Al centro dell’intervento, la consapevolezza che la riabilitazione non è solo un percorso terapeutico, ma un modo per restituire consapevolezza: consapevolezza di ciò che si può fare, di ciò che ancora è possibile, non di ciò che limita.
Un invito a costruire una cultura della riabilitazione empatica, capace di generare legami, promuovere inclusione e creare una società più attenta ai bisogni reali delle persone. Perché la disabilità — è stato sottolineato — non è una mancanza, ma una forma diversa di relazione con il mondo.
Nel corso dell’evento, l’équipe di Villa Alba di Veroli ha presentato i propri percorsi di riabilitazione ambulatoriale e semi-residenziale rivolti a bambini, adolescenti e adulti, illustrando come il lavoro integrato tra professionisti, famiglie e territorio accompagni ogni persona nel proprio cammino di crescita, autonomia e partecipazione.
È stato evidenziato il modello multidisciplinare che coinvolge logopedisti, terapisti della neuro e psicomotricità dell’età evolutiva (TPNEE), educatori e psicologi.
Le attività dei servizi semi-residenziali sono state descritte nei diversi percorsi per bambini, adolescenti e adulti, con particolare attenzione al potenziamento cognitivo, alle abilità comunicative e relazionali, alla gestione delle emozioni e allo sviluppo dell’autonomia quotidiana.
Tra gli strumenti utilizzati: la Comunicazione Aumentativa e Alternativa (CAA), i giochi di ruolo, le attività strutturate e i percorsi di regolazione emotiva, sempre in stretta collaborazione con la scuola e la famiglia, considerate parte integrante del processo riabilitativo.
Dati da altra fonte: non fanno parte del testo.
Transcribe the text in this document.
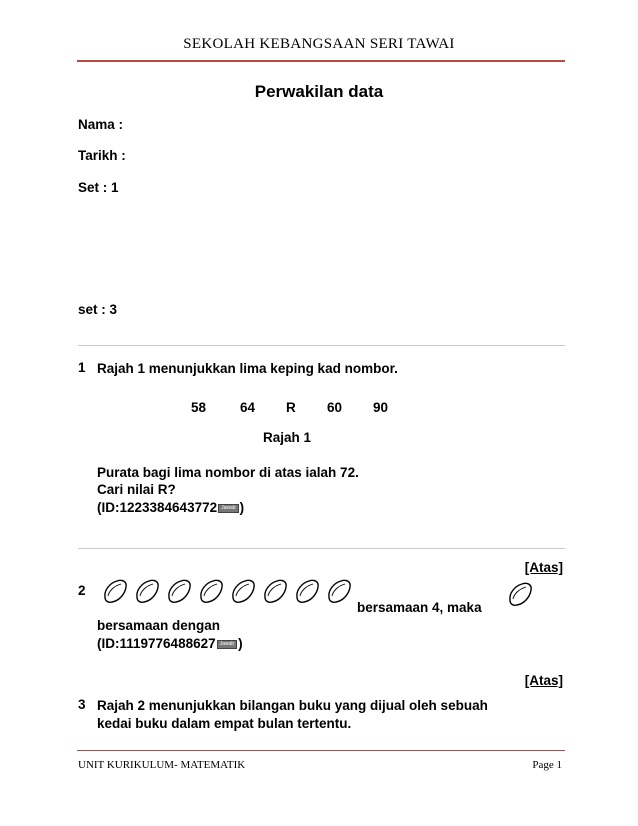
SEKOLAH KEBANGSAAN SERI TAWAI
Perwakilan data
Nama :
Tarikh :
Set : 1
set : 3
1 Rajah 1 menunjukkan lima keping kad nombor.
58	64 R 60 90
Rajah 1
Purata bagi lima nombor di atas ialah 72.
Cari nilai R?
(ID:1223384643772 Jawab )
[Atas]
2
bersamaan 4, maka
bersamaan dengan
(ID:1119776488627 Jawab )
[Atas]
3 Rajah 2 menunjukkan bilangan buku yang dijual oleh sebuah
kedai buku dalam empat bulan tertentu.
UNIT KURIKULUM- MATEMATIK	Page 1
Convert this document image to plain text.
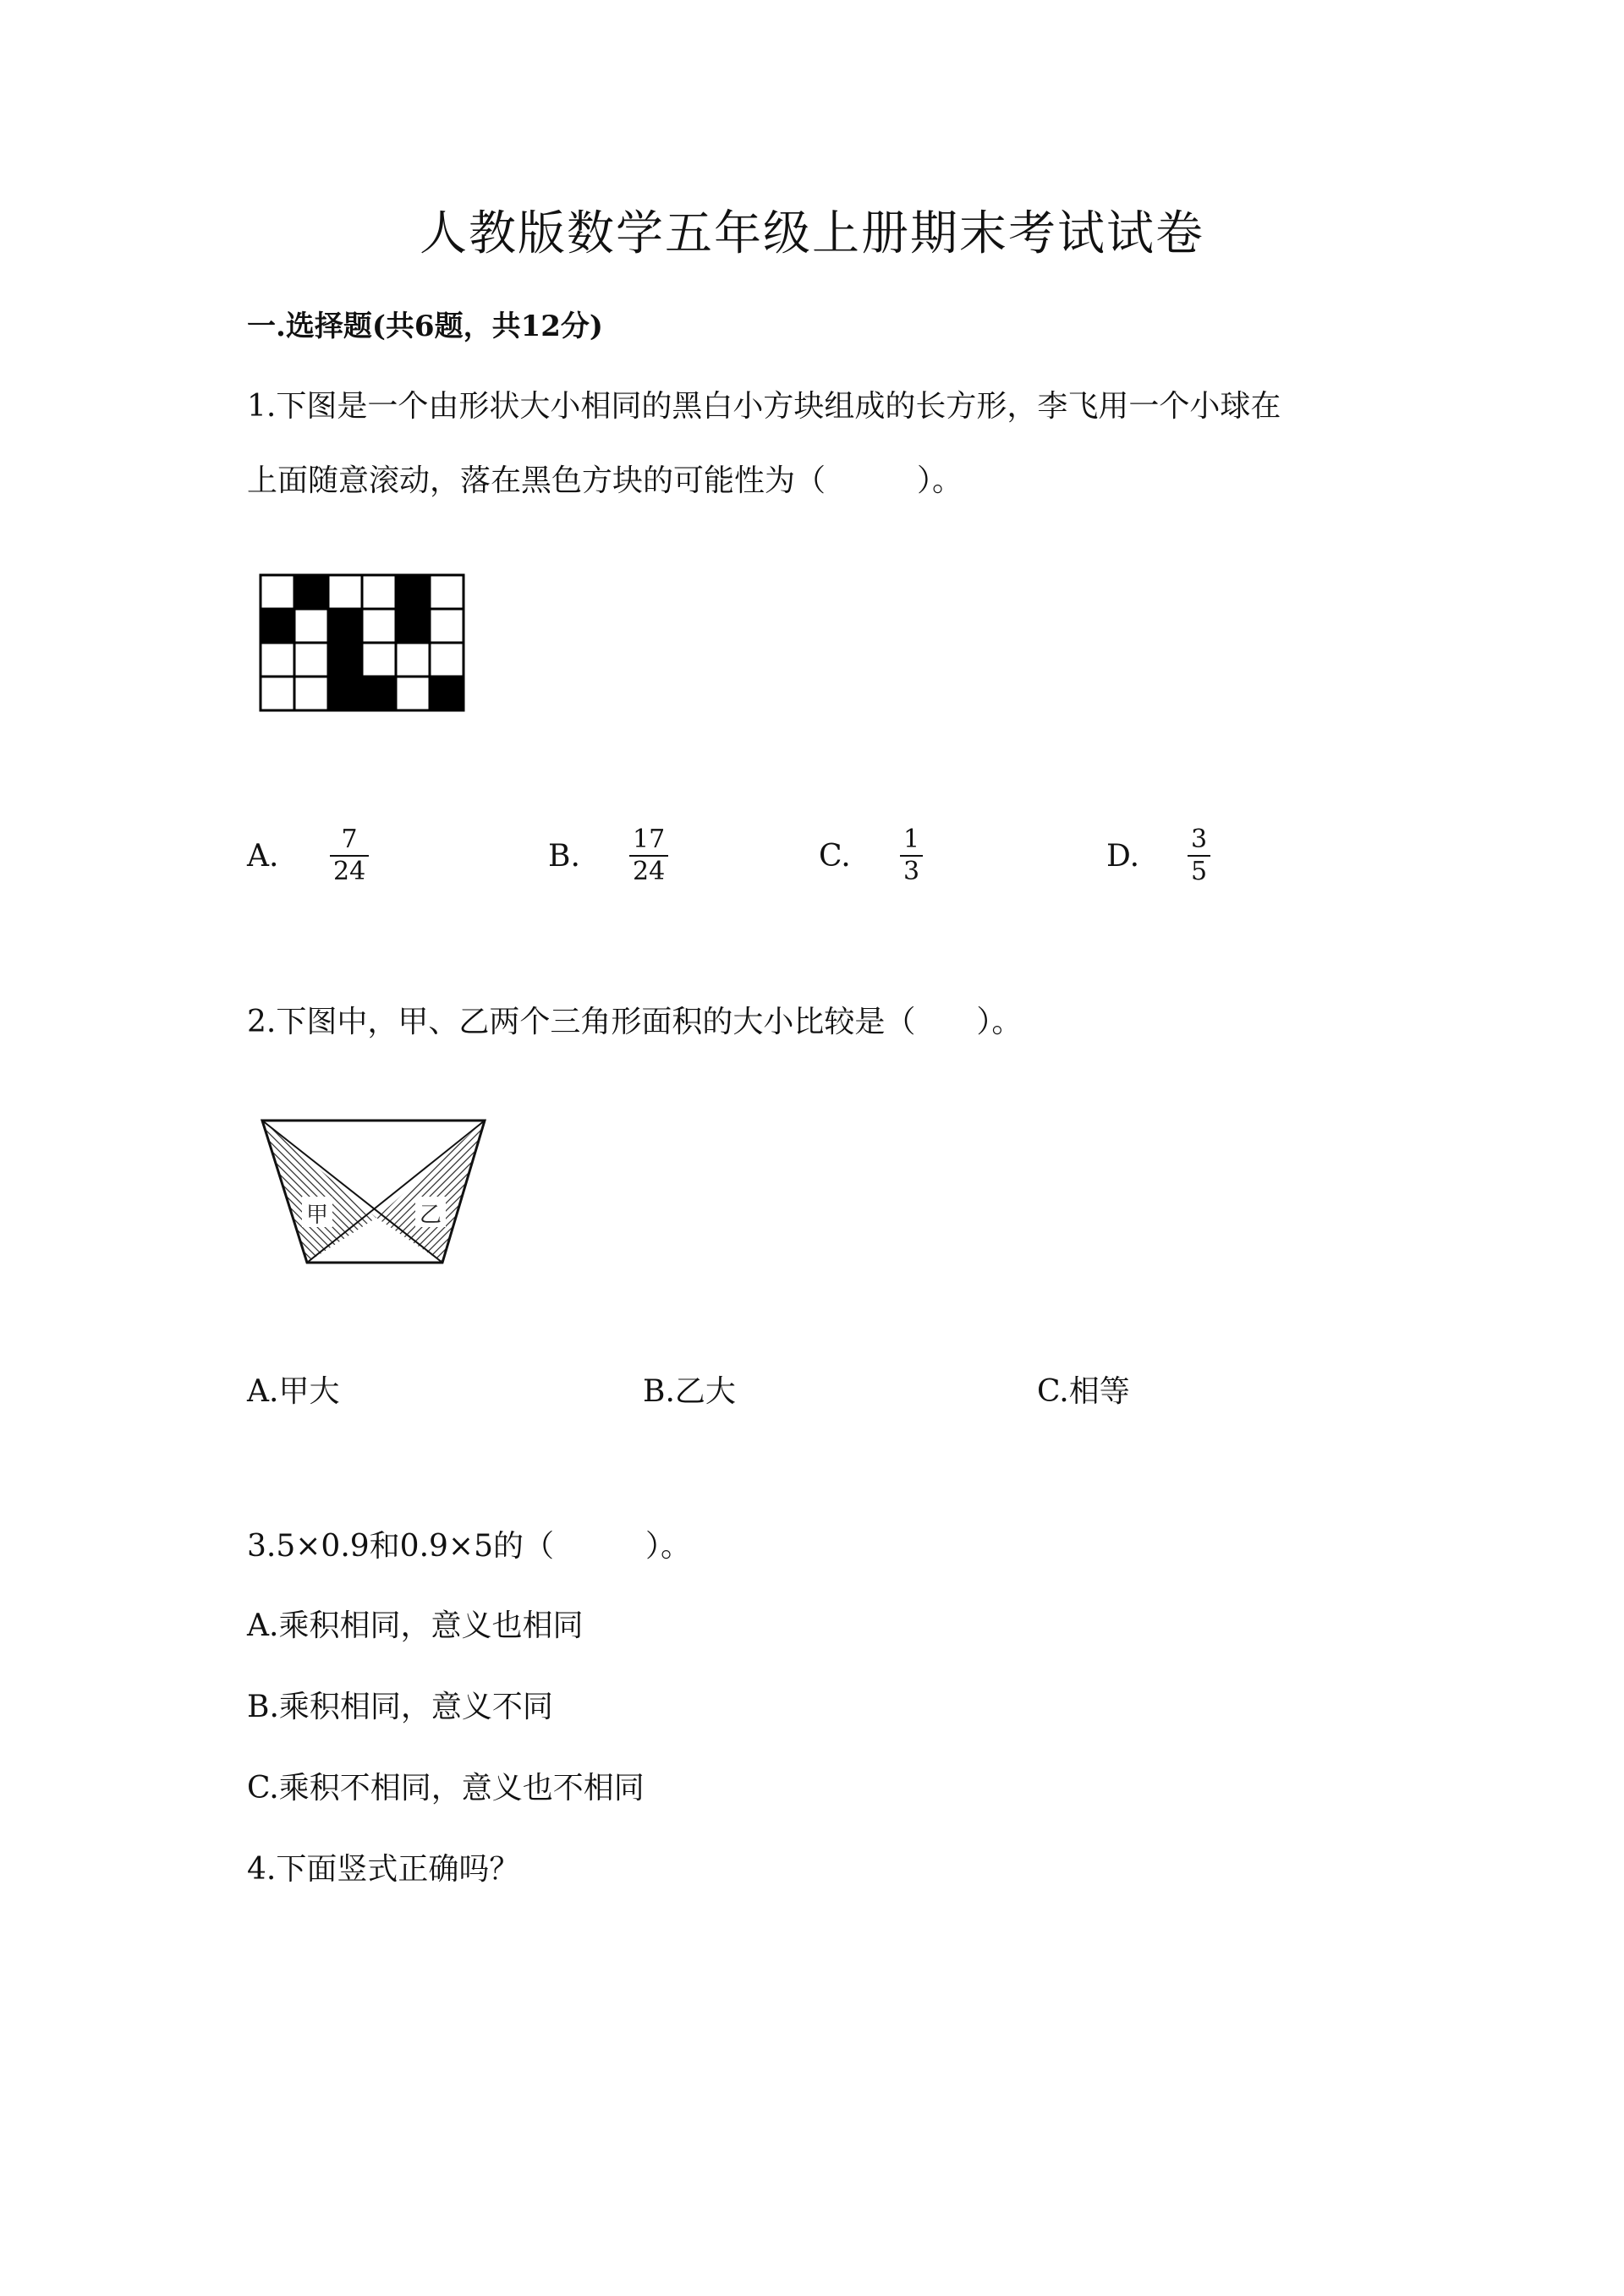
人教版数学五年级上册期末考试试卷
一.选择题(共6题，共12分)
1.下图是一个由形状大小相同的黑白小方块组成的长方形，李飞用一个小球在
上面随意滚动，落在黑色方块的可能性为（　　　）。
A. 7
24	B. 17
24	C. 1
3	D. 3
5
2.下图中，甲、乙两个三角形面积的大小比较是（　　）。
甲	乙
A.甲大	B.乙大	C.相等
3.5×0.9和0.9×5的（　　　）。
A.乘积相同，意义也相同
B.乘积相同，意义不同
C.乘积不相同，意义也不相同
4.下面竖式正确吗？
Durante la presentazione sono stati proiettati due video:
- il primo, dedicato alla vita quotidiana nel servizio semi-residenziale, ha raccontato il lavoro e le esperienze dei pazienti durante le attività;
- il secondo, dal titolo “Cosa vuoi fare da grande?”, ha raccolto i desideri, le speranze e le prospettive future dei ragazzi, offrendo uno sguardo autentico e commovente sul significato del “possibile”.
Un momento speciale è stato riservato ai laboratori espressivi, nati con l’obiettivo di offrire ai bambini e ai ragazzi uno spazio libero, sicuro e stimolante in cui potersi esprimere attraverso il colore, il gesto e la creatività.
Questi laboratori promuovono inclusione, interazione e socializzazione, permettendo a ciascuno di utilizzare le proprie abilità e di scoprire nuove forme di comunicazione e relazione.
In chiusura, l’équipe di Villa Alba ha ricordato che la riabilitazione è, prima di tutto, una forma di relazione: un cammino condiviso che aiuta ogni persona a ritrovare fiducia, partecipazione e appartenenza. “Costruire una cultura della riabilitazione significa questo: curare le relazioni, non solo i corpi. Dare valore a ciò che c’è, non a ciò che manca.”